Back in 1971 when OTR was in the throes of grad school, he was in love with Marti. She was the most beautiful Marxist he knew and one who enjoyed film and fine music. Marti introduced him to the films of Sergei Eisenstein and their more revolutionary musical scores by Sergei Prokofiev , but their love of music took them beyond the silver screen. Together, they would enjoy many National Symphony Orchestra concerts at the Kennedy Center dressed in their revolutionary blue jeans and Pendleton shirts and seated in Orchestra Center, Row Three. They went so often, the young concertmaster (Miran Kojian) began to greet them when the orchestra was seated. And yes, they were making a statement. After all, the contradictions were not confined to the concert hall. They were everywhere in the tumultuous American experience of 1971, but that discussion is for another time.

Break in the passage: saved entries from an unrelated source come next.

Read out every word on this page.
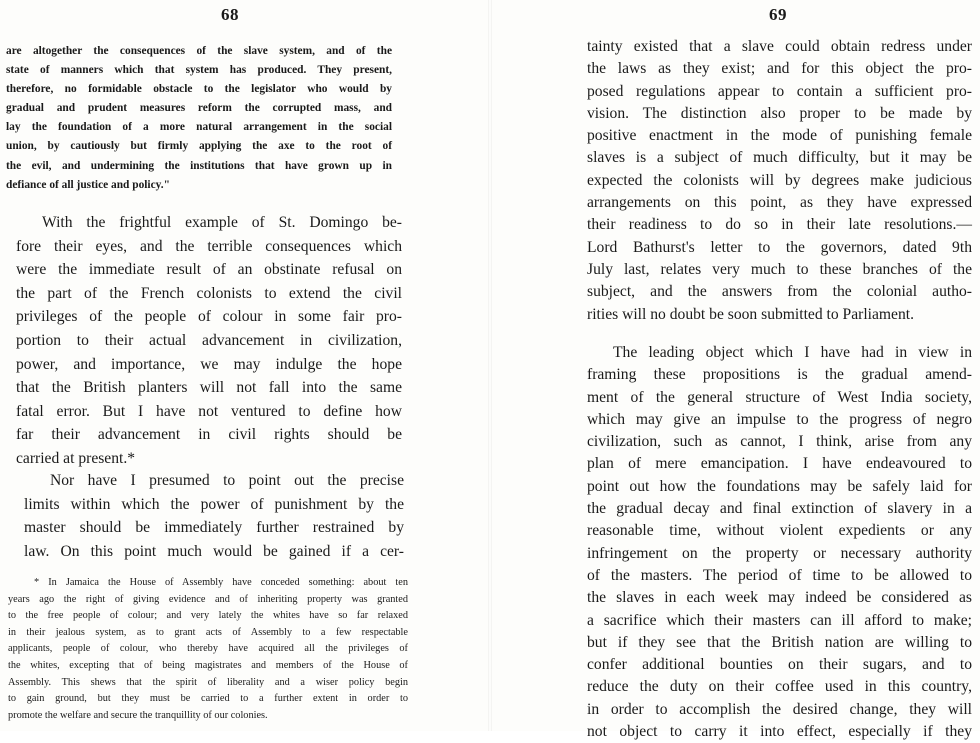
68
are altogether the consequences of the slave system, and of the
state of manners which that system has produced. They present,
therefore, no formidable obstacle to the legislator who would by
gradual and prudent measures reform the corrupted mass, and
lay the foundation of a more natural arrangement in the social
union, by cautiously but firmly applying the axe to the root of
the evil, and undermining the institutions that have grown up in
defiance of all justice and policy."
With the frightful example of St. Domingo be-
fore their eyes, and the terrible consequences which
were the immediate result of an obstinate refusal on
the part of the French colonists to extend the civil
privileges of the people of colour in some fair pro-
portion to their actual advancement in civilization,
power, and importance, we may indulge the hope
that the British planters will not fall into the same
fatal error. But I have not ventured to define how
far their advancement in civil rights should be
carried at present.*
Nor have I presumed to point out the precise
limits within which the power of punishment by the
master should be immediately further restrained by
law. On this point much would be gained if a cer-
* In Jamaica the House of Assembly have conceded something: about ten
years ago the right of giving evidence and of inheriting property was granted
to the free people of colour; and very lately the whites have so far relaxed
in their jealous system, as to grant acts of Assembly to a few respectable
applicants, people of colour, who thereby have acquired all the privileges of
the whites, excepting that of being magistrates and members of the House of
Assembly. This shews that the spirit of liberality and a wiser policy begin
to gain ground, but they must be carried to a further extent in order to
promote the welfare and secure the tranquillity of our colonies.
69
tainty existed that a slave could obtain redress under
the laws as they exist; and for this object the pro-
posed regulations appear to contain a sufficient pro-
vision. The distinction also proper to be made by
positive enactment in the mode of punishing female
slaves is a subject of much difficulty, but it may be
expected the colonists will by degrees make judicious
arrangements on this point, as they have expressed
their readiness to do so in their late resolutions.—
Lord Bathurst's letter to the governors, dated 9th
July last, relates very much to these branches of the
subject, and the answers from the colonial autho-
rities will no doubt be soon submitted to Parliament.
The leading object which I have had in view in
framing these propositions is the gradual amend-
ment of the general structure of West India society,
which may give an impulse to the progress of negro
civilization, such as cannot, I think, arise from any
plan of mere emancipation. I have endeavoured to
point out how the foundations may be safely laid for
the gradual decay and final extinction of slavery in a
reasonable time, without violent expedients or any
infringement on the property or necessary authority
of the masters. The period of time to be allowed to
the slaves in each week may indeed be considered as
a sacrifice which their masters can ill afford to make;
but if they see that the British nation are willing to
confer additional bounties on their sugars, and to
reduce the duty on their coffee used in this country,
in order to accomplish the desired change, they will
not object to carry it into effect, especially if they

What brings these memories to the fore is a spectacular performance of Prokofiev's
cantata arranged from his score for the 1938 Eisenstein film, Alexander Nevsky. This vivid, complex, and patriotic music (about 35 minutes in length) is available for the next four days on BBC's Radio 3 high-definition Internet link. The concert is part of the Proms 21 music festival and features Andris Nelsons, the City of Birmingham Symphony Orchestra and Chorus, and soloist, Nadezhda Serdiuk. A note about the radio link: nothing short of superb. Even readers who don't care for the classics should make note of BBC Radio 3 as it features a wide variety of first-rate music and sound.
A concluding note: Though my Russian film maker and his composer stayed with me, Marti did not. After a year or so, she transferred to UNC Chapel Hill and eventually rekindled a relationship with a professor there. We parted on the best of terms, but it was tough to say good-bye and after some phone calls and letters, she was a memory. I imagine her beauty in both looks and personality are still with her. I would hope that her political philosophy eventually mellowed toward sanity as did that of the student who loved her so many years ago.